The prevalence of CKD in Wilms’ tumour survivors has not yet been analysed. All patients who underwent treatment for Wilms’ tumour can be considered to have CKD, since they lack a kidney. In the current study, 18 (56.25%) individuals had stage I CKD: 10 of them had signs of kidney damage; in 8 cases those signs were not observed. Fourteen Wilms’ tumour survivors (43.75%) were classified as having stage II CKD. Six of them had signs of kidney damage. In 8 cases those signs were not observed (Table
6). The main therapeutic goal in an individual with stage I CKD is to treat the comorbid conditions and reduce the risk of cardiovascular diseases. In stage II of CKD, the goal is to estimate the progression of CKD.
To appropriately test for CKD, prospective follow-up must be planned to assess the risk of deterioration of function of the single kidney in Wilms’ tumour survivors with and without markers of kidney damage.
To conclude the study we claim that the evaluation of a single kidney in Wilms’ tumour survivors should consist of the assessment of eGFR, albumin and B-2-M urine excretion, urine sediment analysis and ultrasound examination.
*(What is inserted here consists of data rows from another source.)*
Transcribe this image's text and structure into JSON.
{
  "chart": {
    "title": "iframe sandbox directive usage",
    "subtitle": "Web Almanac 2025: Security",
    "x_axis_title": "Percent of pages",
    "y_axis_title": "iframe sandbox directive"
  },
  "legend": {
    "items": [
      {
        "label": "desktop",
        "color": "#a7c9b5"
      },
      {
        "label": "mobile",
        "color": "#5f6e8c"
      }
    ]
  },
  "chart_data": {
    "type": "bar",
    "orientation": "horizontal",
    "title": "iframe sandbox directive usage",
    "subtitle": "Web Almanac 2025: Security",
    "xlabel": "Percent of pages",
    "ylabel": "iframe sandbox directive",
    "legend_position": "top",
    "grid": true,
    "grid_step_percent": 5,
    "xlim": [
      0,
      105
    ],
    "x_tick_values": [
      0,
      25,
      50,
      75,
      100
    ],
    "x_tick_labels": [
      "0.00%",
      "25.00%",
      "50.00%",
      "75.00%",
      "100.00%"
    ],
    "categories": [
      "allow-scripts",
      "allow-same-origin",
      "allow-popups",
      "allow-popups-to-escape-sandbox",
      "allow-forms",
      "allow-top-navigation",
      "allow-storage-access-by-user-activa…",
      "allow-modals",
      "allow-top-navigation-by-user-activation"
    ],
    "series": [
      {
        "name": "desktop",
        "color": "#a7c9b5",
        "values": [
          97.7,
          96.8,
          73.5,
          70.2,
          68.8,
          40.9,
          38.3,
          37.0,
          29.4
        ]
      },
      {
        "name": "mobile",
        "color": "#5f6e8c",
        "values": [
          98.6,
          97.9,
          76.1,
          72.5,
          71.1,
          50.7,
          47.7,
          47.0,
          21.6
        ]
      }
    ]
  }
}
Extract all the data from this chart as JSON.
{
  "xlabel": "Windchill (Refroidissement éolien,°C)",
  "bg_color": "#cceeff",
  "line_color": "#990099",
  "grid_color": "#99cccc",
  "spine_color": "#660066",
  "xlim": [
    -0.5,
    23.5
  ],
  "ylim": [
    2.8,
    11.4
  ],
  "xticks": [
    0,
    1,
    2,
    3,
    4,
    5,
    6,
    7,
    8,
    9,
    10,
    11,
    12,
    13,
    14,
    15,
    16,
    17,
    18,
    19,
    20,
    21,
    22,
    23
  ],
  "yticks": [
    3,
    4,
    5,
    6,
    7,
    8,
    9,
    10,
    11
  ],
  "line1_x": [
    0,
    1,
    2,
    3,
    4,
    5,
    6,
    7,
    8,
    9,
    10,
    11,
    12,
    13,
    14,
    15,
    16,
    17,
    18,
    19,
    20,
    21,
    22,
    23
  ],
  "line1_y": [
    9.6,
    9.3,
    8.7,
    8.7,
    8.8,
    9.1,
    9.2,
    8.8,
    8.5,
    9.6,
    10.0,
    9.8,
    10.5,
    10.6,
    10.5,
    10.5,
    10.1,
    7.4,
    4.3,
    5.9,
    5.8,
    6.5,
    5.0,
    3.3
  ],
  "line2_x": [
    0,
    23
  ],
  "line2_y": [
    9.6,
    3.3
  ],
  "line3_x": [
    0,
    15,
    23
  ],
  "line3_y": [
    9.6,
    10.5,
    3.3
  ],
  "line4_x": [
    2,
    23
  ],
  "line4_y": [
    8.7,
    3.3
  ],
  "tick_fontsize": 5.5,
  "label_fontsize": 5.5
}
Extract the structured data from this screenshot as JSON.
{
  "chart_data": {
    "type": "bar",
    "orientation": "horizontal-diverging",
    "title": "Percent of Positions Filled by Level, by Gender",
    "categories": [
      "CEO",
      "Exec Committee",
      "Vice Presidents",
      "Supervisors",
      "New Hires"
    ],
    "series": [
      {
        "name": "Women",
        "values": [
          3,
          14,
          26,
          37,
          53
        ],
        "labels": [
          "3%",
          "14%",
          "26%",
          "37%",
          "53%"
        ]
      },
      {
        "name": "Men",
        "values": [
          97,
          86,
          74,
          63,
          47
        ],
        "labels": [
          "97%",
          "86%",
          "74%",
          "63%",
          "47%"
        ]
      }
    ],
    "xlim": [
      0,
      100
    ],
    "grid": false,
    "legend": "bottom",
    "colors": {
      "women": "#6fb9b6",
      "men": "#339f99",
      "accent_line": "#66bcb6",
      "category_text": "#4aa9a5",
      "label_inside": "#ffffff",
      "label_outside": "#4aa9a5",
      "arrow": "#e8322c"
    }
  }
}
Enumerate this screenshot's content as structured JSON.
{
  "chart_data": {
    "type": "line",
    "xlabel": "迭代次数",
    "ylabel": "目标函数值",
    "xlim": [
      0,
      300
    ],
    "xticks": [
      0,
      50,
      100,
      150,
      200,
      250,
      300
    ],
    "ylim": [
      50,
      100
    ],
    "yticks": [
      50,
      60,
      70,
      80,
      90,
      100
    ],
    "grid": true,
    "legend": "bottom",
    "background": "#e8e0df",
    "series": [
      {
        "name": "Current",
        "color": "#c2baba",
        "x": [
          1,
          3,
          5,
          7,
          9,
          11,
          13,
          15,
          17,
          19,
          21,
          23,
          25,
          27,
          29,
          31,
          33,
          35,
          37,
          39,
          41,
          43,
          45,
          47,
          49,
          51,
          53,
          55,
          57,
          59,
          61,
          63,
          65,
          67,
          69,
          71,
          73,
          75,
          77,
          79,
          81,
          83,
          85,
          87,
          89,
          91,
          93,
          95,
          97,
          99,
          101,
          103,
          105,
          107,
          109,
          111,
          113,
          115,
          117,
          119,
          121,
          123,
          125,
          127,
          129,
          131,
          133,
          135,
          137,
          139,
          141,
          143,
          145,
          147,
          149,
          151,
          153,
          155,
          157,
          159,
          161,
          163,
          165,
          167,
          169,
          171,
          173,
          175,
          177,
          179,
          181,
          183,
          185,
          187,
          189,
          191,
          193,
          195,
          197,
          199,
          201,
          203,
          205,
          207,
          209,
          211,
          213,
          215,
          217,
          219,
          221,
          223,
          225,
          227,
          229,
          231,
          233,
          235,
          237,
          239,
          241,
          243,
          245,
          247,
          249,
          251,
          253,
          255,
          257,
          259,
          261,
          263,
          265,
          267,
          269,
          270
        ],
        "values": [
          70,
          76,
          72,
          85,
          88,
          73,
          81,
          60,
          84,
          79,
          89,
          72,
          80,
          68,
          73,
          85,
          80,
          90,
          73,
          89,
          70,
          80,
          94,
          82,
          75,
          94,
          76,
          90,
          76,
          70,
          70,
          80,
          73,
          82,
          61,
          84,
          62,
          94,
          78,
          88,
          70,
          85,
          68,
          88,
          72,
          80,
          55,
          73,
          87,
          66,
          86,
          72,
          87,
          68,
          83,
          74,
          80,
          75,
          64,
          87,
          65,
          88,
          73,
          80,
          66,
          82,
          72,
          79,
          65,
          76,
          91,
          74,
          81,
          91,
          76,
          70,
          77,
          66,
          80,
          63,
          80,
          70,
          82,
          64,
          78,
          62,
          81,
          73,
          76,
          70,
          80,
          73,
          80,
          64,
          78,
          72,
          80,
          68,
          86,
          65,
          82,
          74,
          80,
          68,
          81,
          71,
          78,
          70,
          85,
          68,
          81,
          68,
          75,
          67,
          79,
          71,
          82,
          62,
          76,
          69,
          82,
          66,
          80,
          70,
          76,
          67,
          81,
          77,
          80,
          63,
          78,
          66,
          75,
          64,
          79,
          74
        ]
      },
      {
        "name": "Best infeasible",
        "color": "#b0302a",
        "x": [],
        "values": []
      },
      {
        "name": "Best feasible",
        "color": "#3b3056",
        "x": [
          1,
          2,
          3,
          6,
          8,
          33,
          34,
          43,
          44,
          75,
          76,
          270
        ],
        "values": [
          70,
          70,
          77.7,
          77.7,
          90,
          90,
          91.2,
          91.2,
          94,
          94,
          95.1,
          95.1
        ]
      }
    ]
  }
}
A new equation (the new Schwartz formula) for the estimation of eGFR in children with CKD was found to better predict eGFR more accurately than the Schwartz formula and the Filler formula in comparison to 99 Tc-DTPA clearance. Thus, the new Schwartz formula ought to be considered the method of GFR estimation to be used in everyday practice.
It needs to be underlined that although GFR did not decrease below 90 ml/min/1.73 m2 with 99 Tc-DTPA, Wilms’ tumour survivors still displayed signs of kidney damage in laboratory and ultrasound examinations. It is essential to additionally evaluate the presence of albumin, B-2-M urine excretion and ultrasound signs of kidney damage that may indicate early renal impairment.